My instructor advised me to resample my p-values (many different tests each using a different predictor) as a better way to correct for multiple comparisons for measures that may be correlated. I have created a vector with all my p-values and tried to apply this in the Boot function of car, but it does not work.
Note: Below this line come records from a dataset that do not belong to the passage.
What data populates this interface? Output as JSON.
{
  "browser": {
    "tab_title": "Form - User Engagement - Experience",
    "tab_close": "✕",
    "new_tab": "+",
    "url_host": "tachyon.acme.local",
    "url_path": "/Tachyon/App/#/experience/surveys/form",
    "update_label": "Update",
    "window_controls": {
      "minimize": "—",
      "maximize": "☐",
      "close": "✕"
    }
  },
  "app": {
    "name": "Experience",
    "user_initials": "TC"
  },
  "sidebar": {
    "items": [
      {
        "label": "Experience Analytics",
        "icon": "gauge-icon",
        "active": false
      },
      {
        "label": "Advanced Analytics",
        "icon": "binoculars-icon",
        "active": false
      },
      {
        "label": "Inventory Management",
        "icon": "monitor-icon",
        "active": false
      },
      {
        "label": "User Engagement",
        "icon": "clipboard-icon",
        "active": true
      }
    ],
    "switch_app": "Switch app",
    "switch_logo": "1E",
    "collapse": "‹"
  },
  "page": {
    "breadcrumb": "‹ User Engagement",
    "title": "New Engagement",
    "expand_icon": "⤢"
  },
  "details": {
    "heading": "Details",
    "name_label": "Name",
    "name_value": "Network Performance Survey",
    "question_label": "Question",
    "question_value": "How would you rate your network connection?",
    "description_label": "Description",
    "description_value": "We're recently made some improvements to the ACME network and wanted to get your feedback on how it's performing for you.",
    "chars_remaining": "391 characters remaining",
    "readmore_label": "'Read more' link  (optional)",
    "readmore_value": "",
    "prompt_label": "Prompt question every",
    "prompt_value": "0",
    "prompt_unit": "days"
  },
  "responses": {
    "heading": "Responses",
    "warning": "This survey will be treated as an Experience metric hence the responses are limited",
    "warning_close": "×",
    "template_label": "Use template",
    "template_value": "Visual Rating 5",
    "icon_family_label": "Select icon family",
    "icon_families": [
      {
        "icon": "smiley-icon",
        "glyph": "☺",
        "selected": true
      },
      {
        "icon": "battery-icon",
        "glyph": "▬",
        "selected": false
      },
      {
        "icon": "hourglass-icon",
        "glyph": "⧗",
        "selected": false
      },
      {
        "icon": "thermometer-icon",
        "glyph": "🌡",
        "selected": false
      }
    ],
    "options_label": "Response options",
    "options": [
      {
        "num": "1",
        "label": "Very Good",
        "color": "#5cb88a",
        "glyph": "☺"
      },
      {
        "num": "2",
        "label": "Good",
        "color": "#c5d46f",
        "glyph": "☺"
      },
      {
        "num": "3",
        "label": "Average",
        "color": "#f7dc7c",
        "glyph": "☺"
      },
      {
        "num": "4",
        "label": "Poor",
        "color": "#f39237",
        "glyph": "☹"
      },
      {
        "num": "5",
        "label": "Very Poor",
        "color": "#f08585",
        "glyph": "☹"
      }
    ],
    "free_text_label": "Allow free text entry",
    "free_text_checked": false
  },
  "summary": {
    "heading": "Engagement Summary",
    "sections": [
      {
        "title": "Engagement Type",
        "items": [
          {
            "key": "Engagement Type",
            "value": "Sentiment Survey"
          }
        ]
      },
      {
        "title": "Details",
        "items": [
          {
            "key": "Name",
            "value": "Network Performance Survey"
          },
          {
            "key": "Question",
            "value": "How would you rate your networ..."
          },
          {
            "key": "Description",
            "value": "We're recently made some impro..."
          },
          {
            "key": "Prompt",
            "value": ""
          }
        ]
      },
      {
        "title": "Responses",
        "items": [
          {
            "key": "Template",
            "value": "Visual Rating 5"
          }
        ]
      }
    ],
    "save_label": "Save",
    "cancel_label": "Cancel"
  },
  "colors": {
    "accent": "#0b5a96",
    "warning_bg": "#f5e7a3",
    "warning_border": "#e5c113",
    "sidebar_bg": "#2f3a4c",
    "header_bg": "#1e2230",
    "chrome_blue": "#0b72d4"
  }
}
pvalues1 <- c("0.186","0.123","0.417","0.025","0.558","0.032","0.360","0.022","0.232",
"0.243","0.675","0.283","0.443","0.251","0.822","0.506","0.803","0.357","0.608",
"0.128","0.536","0.150","0.691","0.132","0.861","0.689","0.475","0.125","0.496",
"0.158","0.476","0.153","0.318","0.099","0.356","0.012","0.543","0.028","0.331",
"0.011","0.951","0.311","0.544","0.186","0.192","0.810","0.202","0.447","0.823",
"0.997","0.657","0.517","0.345","0.427","0.857","0.578","0.233","0.0004","0.775",
"0.012","0.538","0.118","0.491","0.004","0.003","0.0005","0.011","0.007","0.148",
"0.083","0.003","0.002","0.837","0.345","0.466","0.015","0.184","0.023","0.680","0.017")
pvalues2 <- as.numeric(pvalues1)
output <- Boot(pvalues2, R=1999)
Any suggestion on how I can do this?